落ちこぼれ白魔術師ですが、潜伏先の幻獣の国で賢者になりました ~絶対に人間だとバレてはいけない、ドキドキスローライフは溺愛付き~
 名前を聞いた瞬間、ヴィーとティアリエスが顔を見合わせた。ふたりは同じように目を見開き、驚愕の表情だ。もしかして、知っている人だったのかしら? でも、人間であるグラウニクがヴィーやティアリエスと関係があるなんて考えられないけれど。
「あの、ヴィーとティアリエスさんは神官長を知っているのですか?」
 まさかと思いつつ、聞いてみた。すると、驚くべき答えが返ってきたのだ。
「ああ。そいつはドーランにいたことがある。ティアリエスの下で屋敷の書庫の管理をしていた」
「……そうです。グラウニク・ゴート! その名を一日だって忘れたことはありません!」
 いつも冷静なティアリエスがとても憤慨している。それにも驚いたけれど、私には他に気になることがあった。

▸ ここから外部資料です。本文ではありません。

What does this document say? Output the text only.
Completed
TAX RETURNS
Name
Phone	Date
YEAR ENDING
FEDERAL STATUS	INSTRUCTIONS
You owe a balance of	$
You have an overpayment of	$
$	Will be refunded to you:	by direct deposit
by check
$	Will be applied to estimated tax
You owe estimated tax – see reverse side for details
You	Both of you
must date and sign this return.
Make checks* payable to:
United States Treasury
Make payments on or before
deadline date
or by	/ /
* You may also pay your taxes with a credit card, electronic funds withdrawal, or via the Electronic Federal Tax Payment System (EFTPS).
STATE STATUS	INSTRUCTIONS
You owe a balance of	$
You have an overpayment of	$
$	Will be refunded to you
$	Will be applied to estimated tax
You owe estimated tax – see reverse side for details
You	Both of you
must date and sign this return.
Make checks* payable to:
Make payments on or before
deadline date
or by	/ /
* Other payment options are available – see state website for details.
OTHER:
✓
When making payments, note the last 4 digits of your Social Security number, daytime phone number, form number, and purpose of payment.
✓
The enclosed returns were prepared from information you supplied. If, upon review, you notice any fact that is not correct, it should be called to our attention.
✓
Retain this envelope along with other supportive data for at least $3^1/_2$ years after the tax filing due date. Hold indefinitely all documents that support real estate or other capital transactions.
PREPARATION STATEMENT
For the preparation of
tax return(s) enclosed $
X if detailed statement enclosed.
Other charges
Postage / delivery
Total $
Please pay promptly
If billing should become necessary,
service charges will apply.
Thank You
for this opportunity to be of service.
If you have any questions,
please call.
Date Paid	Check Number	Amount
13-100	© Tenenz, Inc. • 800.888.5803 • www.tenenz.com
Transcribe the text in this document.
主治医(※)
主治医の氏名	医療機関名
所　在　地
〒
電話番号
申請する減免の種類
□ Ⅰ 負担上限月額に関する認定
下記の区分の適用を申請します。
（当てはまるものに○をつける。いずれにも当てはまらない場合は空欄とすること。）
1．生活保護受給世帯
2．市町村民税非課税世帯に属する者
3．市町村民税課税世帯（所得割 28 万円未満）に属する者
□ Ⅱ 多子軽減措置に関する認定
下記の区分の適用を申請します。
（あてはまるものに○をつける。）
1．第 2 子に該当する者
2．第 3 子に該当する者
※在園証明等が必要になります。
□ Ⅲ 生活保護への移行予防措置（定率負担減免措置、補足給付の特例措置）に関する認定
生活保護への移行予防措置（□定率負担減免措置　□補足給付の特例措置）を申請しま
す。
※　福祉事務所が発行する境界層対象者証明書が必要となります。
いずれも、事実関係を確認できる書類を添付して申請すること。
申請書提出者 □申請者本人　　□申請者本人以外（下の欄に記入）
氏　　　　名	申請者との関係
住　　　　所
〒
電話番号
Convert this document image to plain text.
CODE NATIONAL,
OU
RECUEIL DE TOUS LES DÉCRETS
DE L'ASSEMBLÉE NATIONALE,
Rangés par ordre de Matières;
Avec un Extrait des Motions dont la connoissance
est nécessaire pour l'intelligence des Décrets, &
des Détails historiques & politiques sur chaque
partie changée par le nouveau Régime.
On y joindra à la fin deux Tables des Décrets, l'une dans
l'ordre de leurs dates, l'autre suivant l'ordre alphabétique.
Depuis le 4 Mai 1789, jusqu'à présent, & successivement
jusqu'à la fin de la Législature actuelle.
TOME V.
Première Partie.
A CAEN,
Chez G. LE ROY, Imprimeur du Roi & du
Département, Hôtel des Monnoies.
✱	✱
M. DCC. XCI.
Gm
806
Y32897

「で、でもそれは変ですよ。だってドーランは人間の国と国交はないし、そもそも人間は入れないのではないのですか?」
 私がドーランに入った最初の人間だと勝手に思っていたけど、違うの? その答えはヴィーがくれた。こういうのはだいたいがティアリエスの役目なのだけど、彼は今、気が昂っていてそれどころではない。